Crypto laws and regulations represent a serious challenge for many companies, as sometimes it is hard to understand how this or that regulations work in their countries. Moreover, in several countries lawmakers as well as regulators are not willing to embrace the crypto industry. As a result, companies are struggling to survive in such countries.
Thus, crypto companies should spend time to learn more about local regulations. For example, people should take into account that there are no official laws to regulate crypto in Japan. Consequently, the only way for digital assets to have any kind of legal status is to amend existing regulations.
Crypto industry in Japan
As stated above there are no specific laws to regulate this industry. Thus, lawmakers decided to amend existing regulations in 2019. Last year, the Japanese House of Representatives passed the Payments Services Act (PSA) as well as Financial Instruments Exchange Act (FIEA).
Interestingly, the revised version of PSA contains many changes. However, some of them are quite basic. For instance, people should use updated terminology, instead of “virtual currency” they should say “crypto asset”.
Nevertheless, there are more important changes as well, such as tightening restrictions on crypto custodians.
Interestingly, the laws mentioned above were scheduled to come into effect starting from April.
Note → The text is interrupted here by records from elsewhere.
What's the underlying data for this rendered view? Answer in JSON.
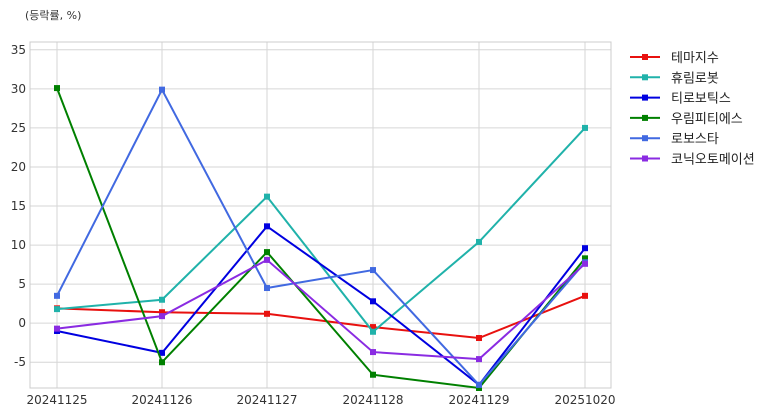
{
  "chart_data": {
    "type": "line",
    "unit_label": "(등락률, %)",
    "categories": [
      "20241125",
      "20241126",
      "20241127",
      "20241128",
      "20241129",
      "20251020"
    ],
    "ylim": [
      -8.3,
      36
    ],
    "yticks": [
      -5,
      0,
      5,
      10,
      15,
      20,
      25,
      30,
      35
    ],
    "grid": true,
    "legend_position": "right-outside-top",
    "marker": "square",
    "series": [
      {
        "name": "테마지수",
        "color": "#e8110f",
        "values": [
          1.9,
          1.4,
          1.2,
          -0.5,
          -1.9,
          3.5
        ]
      },
      {
        "name": "휴림로봇",
        "color": "#20b2aa",
        "values": [
          1.8,
          3.0,
          16.2,
          -1.1,
          10.4,
          25.0
        ]
      },
      {
        "name": "티로보틱스",
        "color": "#0000e0",
        "values": [
          -1.0,
          -3.8,
          12.4,
          2.8,
          -7.9,
          9.6
        ]
      },
      {
        "name": "우림피티에스",
        "color": "#008000",
        "values": [
          30.1,
          -5.0,
          9.1,
          -6.6,
          -8.3,
          8.3
        ]
      },
      {
        "name": "로보스타",
        "color": "#4169e1",
        "values": [
          3.5,
          29.9,
          4.5,
          6.8,
          -7.9,
          7.8
        ]
      },
      {
        "name": "코닉오토메이션",
        "color": "#8a2be2",
        "values": [
          -0.7,
          0.9,
          8.1,
          -3.7,
          -4.6,
          7.6
        ]
      }
    ]
  }
}
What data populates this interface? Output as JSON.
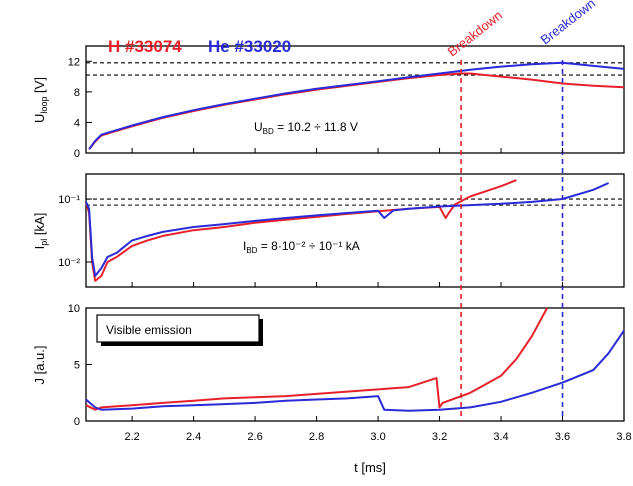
{
  "colors": {
    "H": "#e8202a",
    "He": "#2a2ad8",
    "threshold": "#000000",
    "axis": "#000000",
    "text": "#000000"
  },
  "legend": {
    "h_label": "H #33074",
    "he_label": "He #33020"
  },
  "breakdown": {
    "h_label": "Breakdown",
    "he_label": "Breakdown",
    "h_time": 3.27,
    "he_time": 3.6
  },
  "x_axis": {
    "label": "t [ms]",
    "ticks": [
      "2.2",
      "2.4",
      "2.6",
      "2.8",
      "3.0",
      "3.2",
      "3.4",
      "3.6",
      "3.8"
    ],
    "tick_values": [
      2.2,
      2.4,
      2.6,
      2.8,
      3.0,
      3.2,
      3.4,
      3.6,
      3.8
    ],
    "range": [
      2.05,
      3.8
    ]
  },
  "panels": {
    "uloop": {
      "ylabel_main": "U",
      "ylabel_sub": "loop",
      "ylabel_unit": " [V]",
      "ticks": [
        "0",
        "4",
        "8",
        "12"
      ],
      "annotation_main": "U",
      "annotation_sub": "BD",
      "annotation_rest": " = 10.2 ÷ 11.8 V"
    },
    "ipl": {
      "ylabel_main": "I",
      "ylabel_sub": "pl",
      "ylabel_unit": " [kA]",
      "ticks": [
        "10⁻¹",
        "10⁻²"
      ],
      "annotation_main": "I",
      "annotation_sub": "BD",
      "annotation_rest": " = 8·10⁻² ÷ 10⁻¹ kA"
    },
    "emission": {
      "ylabel": "J [a.u.]",
      "ticks": [
        "0",
        "5",
        "10"
      ],
      "box_label": "Visible emission"
    }
  },
  "chart_data": [
    {
      "type": "line",
      "panel": "Uloop",
      "ylabel": "Uloop [V]",
      "ylim": [
        0,
        14
      ],
      "thresholds": [
        10.2,
        11.8
      ],
      "series": [
        {
          "name": "H #33074",
          "x": [
            2.06,
            2.08,
            2.1,
            2.2,
            2.3,
            2.4,
            2.5,
            2.6,
            2.7,
            2.8,
            2.9,
            3.0,
            3.1,
            3.2,
            3.27,
            3.3,
            3.4,
            3.5,
            3.6,
            3.7,
            3.8
          ],
          "y": [
            0.5,
            1.5,
            2.3,
            3.5,
            4.6,
            5.5,
            6.3,
            7.0,
            7.7,
            8.3,
            8.8,
            9.3,
            9.8,
            10.2,
            10.4,
            10.4,
            10.0,
            9.6,
            9.1,
            8.8,
            8.6
          ]
        },
        {
          "name": "He #33020",
          "x": [
            2.06,
            2.08,
            2.1,
            2.2,
            2.3,
            2.4,
            2.5,
            2.6,
            2.7,
            2.8,
            2.9,
            3.0,
            3.1,
            3.2,
            3.3,
            3.4,
            3.5,
            3.6,
            3.7,
            3.8
          ],
          "y": [
            0.5,
            1.6,
            2.4,
            3.6,
            4.7,
            5.6,
            6.4,
            7.1,
            7.8,
            8.4,
            8.9,
            9.4,
            9.9,
            10.4,
            10.9,
            11.3,
            11.6,
            11.8,
            11.4,
            11.0
          ]
        }
      ]
    },
    {
      "type": "line",
      "panel": "Ipl",
      "ylabel": "Ipl [kA]",
      "log_scale": true,
      "ylim": [
        0.004,
        0.25
      ],
      "thresholds": [
        0.08,
        0.1
      ],
      "series": [
        {
          "name": "H #33074",
          "x": [
            2.05,
            2.06,
            2.07,
            2.08,
            2.1,
            2.12,
            2.15,
            2.2,
            2.25,
            2.3,
            2.4,
            2.5,
            2.6,
            2.7,
            2.8,
            2.9,
            3.0,
            3.1,
            3.2,
            3.22,
            3.23,
            3.25,
            3.3,
            3.4,
            3.45
          ],
          "y": [
            0.09,
            0.06,
            0.01,
            0.005,
            0.006,
            0.01,
            0.012,
            0.018,
            0.022,
            0.026,
            0.032,
            0.036,
            0.042,
            0.047,
            0.052,
            0.058,
            0.064,
            0.07,
            0.075,
            0.05,
            0.06,
            0.082,
            0.11,
            0.16,
            0.2
          ]
        },
        {
          "name": "He #33020",
          "x": [
            2.05,
            2.06,
            2.07,
            2.08,
            2.1,
            2.12,
            2.15,
            2.2,
            2.25,
            2.3,
            2.4,
            2.5,
            2.6,
            2.7,
            2.8,
            2.9,
            3.0,
            3.02,
            3.05,
            3.1,
            3.2,
            3.3,
            3.4,
            3.5,
            3.6,
            3.7,
            3.75
          ],
          "y": [
            0.09,
            0.07,
            0.012,
            0.006,
            0.008,
            0.012,
            0.014,
            0.022,
            0.026,
            0.03,
            0.036,
            0.04,
            0.045,
            0.05,
            0.055,
            0.06,
            0.065,
            0.05,
            0.066,
            0.07,
            0.076,
            0.08,
            0.084,
            0.09,
            0.1,
            0.14,
            0.18
          ]
        }
      ]
    },
    {
      "type": "line",
      "panel": "Visible emission",
      "ylabel": "J [a.u.]",
      "ylim": [
        0,
        10
      ],
      "series": [
        {
          "name": "H #33074",
          "x": [
            2.05,
            2.08,
            2.1,
            2.2,
            2.3,
            2.4,
            2.5,
            2.6,
            2.7,
            2.8,
            2.9,
            3.0,
            3.1,
            3.19,
            3.2,
            3.21,
            3.3,
            3.4,
            3.45,
            3.5,
            3.55
          ],
          "y": [
            1.4,
            1.0,
            1.2,
            1.4,
            1.6,
            1.8,
            2.0,
            2.1,
            2.2,
            2.4,
            2.6,
            2.8,
            3.0,
            3.8,
            1.2,
            1.6,
            2.5,
            4.0,
            5.5,
            7.5,
            10.0
          ]
        },
        {
          "name": "He #33020",
          "x": [
            2.05,
            2.08,
            2.1,
            2.2,
            2.3,
            2.4,
            2.5,
            2.6,
            2.7,
            2.8,
            2.9,
            3.0,
            3.02,
            3.1,
            3.2,
            3.3,
            3.4,
            3.5,
            3.6,
            3.7,
            3.75,
            3.8
          ],
          "y": [
            1.9,
            1.2,
            1.0,
            1.1,
            1.3,
            1.4,
            1.5,
            1.6,
            1.8,
            1.9,
            2.0,
            2.2,
            1.0,
            0.9,
            1.0,
            1.2,
            1.7,
            2.5,
            3.4,
            4.5,
            6.0,
            8.0
          ]
        }
      ]
    }
  ]
}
However, due to unexpected delays, revised versions of PSA as well as FIEA would be enforced starting from May 1.
As a result, starting from May, thus exchanges have to keep users’ money separately from their cash flows.
It means that exchanges should find a third-party operator to keep hold of their clients’ money. Moreover, third-party operators should use reliable methods like cold wallets.
It is worth mentioning that, crypto exchanges should hold the same kind as well as, the same quantities of crypto assets for the clients who would like to use hot wallets. Thus, if someone steals their crypto assets, exchanges will be able to reimburse their clients.